Hideki took another step forward.
T
he Americans shouted again, and they squinted down the barrels of their rifles. Hideki could just imagine their fingers tightening around the triggers. Squeezing …
This wasn’t going at all like it had when he’d surrendered with the Miyagi family. The Americans were too on edge now. The sunlight had startled everyone. Made it look like Hideki and the others had appeared out of nowhere. Hideki felt a bead of sweat trickle down his forehead and hit his bare chest. Beside him, one of the little girls started to cry.
“It’s going to be all right,” Hideki told the children with a courage he didn’t feel.
One of the soldiers barked louder than all the others, and Hideki trembled as the biggest man he’d ever seen pushed his way to the front of the soldiers. He was more bear than man, and he carried a big rifle that was as long as Hideki was tall. His face was dark with stubble, and Hideki realized with a start that one of his ears was completely gone, replaced by a scarred red crater the size and shape of a coconut crab. Hideki fought the urge to take a step back, and he stood his ground.
“Do not move,” the big bear-man said. The intonation was all wrong, but Hideki thought he understood it. The American was speaking Japanese.

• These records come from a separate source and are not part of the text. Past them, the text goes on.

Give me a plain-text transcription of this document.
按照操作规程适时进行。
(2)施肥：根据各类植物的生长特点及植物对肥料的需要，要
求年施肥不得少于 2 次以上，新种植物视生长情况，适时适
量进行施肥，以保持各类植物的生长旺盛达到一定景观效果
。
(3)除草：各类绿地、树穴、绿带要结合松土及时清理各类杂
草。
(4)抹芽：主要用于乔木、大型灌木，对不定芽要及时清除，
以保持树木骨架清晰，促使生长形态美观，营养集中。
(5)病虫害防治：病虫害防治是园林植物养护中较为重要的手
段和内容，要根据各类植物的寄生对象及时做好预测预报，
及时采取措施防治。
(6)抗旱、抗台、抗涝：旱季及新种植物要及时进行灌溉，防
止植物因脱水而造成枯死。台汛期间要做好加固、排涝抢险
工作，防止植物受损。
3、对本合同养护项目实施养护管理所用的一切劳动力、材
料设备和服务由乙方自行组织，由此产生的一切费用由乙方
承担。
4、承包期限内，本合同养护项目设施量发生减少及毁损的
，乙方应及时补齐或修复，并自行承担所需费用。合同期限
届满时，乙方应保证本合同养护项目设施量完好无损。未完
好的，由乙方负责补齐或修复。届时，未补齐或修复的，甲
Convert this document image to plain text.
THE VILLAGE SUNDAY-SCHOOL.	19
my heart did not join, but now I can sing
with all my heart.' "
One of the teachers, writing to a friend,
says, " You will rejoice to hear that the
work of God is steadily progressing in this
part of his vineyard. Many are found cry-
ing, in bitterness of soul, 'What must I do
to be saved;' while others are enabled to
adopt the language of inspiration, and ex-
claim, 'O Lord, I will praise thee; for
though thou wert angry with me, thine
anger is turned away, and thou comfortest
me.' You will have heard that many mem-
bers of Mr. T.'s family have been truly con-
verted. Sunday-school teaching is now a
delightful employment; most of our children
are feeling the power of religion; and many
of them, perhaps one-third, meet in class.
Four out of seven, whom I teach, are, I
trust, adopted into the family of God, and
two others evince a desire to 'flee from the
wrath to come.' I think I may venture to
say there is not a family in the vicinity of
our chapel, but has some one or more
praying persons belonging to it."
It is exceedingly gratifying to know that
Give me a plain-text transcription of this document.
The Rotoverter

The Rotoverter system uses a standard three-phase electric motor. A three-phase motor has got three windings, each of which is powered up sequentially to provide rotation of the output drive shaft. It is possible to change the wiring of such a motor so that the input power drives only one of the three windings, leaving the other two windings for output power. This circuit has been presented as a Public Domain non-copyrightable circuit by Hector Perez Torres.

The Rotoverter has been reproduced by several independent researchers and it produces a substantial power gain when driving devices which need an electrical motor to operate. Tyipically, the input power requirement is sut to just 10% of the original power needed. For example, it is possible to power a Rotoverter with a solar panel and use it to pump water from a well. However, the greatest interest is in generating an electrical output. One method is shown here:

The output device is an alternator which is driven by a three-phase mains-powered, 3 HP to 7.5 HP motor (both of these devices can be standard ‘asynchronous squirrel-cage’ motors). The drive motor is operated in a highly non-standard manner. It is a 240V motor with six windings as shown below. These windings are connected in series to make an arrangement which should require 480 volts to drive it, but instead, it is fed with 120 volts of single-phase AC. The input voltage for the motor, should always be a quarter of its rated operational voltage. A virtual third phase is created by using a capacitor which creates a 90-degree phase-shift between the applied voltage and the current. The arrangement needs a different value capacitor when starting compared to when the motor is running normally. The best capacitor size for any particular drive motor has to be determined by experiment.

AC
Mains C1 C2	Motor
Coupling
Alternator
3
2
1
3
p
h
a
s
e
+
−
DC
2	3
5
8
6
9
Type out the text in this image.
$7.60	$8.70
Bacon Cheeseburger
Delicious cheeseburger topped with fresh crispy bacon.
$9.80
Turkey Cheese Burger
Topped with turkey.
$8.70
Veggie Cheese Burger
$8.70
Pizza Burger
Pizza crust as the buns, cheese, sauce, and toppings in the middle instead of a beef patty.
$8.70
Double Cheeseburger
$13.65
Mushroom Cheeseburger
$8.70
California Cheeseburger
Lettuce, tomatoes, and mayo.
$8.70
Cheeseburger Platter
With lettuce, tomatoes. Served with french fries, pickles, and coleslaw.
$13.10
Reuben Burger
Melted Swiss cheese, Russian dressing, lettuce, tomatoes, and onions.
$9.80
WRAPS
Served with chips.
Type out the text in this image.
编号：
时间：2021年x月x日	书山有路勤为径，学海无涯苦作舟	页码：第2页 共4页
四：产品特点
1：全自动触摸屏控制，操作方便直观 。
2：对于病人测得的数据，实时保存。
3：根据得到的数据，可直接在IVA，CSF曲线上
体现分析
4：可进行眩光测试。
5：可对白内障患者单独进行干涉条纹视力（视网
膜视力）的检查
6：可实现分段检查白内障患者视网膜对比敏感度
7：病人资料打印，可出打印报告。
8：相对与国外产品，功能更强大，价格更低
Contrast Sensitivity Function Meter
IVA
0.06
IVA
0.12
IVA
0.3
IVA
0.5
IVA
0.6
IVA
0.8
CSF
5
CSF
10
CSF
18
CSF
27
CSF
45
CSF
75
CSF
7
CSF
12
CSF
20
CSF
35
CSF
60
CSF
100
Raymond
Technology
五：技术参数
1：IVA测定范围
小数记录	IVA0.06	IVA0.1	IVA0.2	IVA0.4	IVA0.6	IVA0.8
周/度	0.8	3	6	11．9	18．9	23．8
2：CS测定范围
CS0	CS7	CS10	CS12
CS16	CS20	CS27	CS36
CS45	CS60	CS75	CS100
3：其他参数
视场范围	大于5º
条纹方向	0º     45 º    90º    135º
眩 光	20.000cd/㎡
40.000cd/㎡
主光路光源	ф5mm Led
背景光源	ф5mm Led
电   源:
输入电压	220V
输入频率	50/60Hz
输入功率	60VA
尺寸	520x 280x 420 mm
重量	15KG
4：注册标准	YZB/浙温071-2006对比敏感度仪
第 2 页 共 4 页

Hideki glanced around Masako and his sister, and they shared in his amazement and relief. Quickly, Kimiko and Masako made sure the children understood.
“Okay. Okay,” Hideki said, repeating something he’d heard the Americans say at the field hospital where he was treated.
“Do not be tricks,” the bear-man said.
“We surrender!” Hideki said, hoping the bear-man understood. He pronounced the Japanese word more slowly: “Sur-ren-der.”
The big bear-man glanced around at the other soldiers, and they grunted slowly at each other. Hideki guessed they were debating what he had said.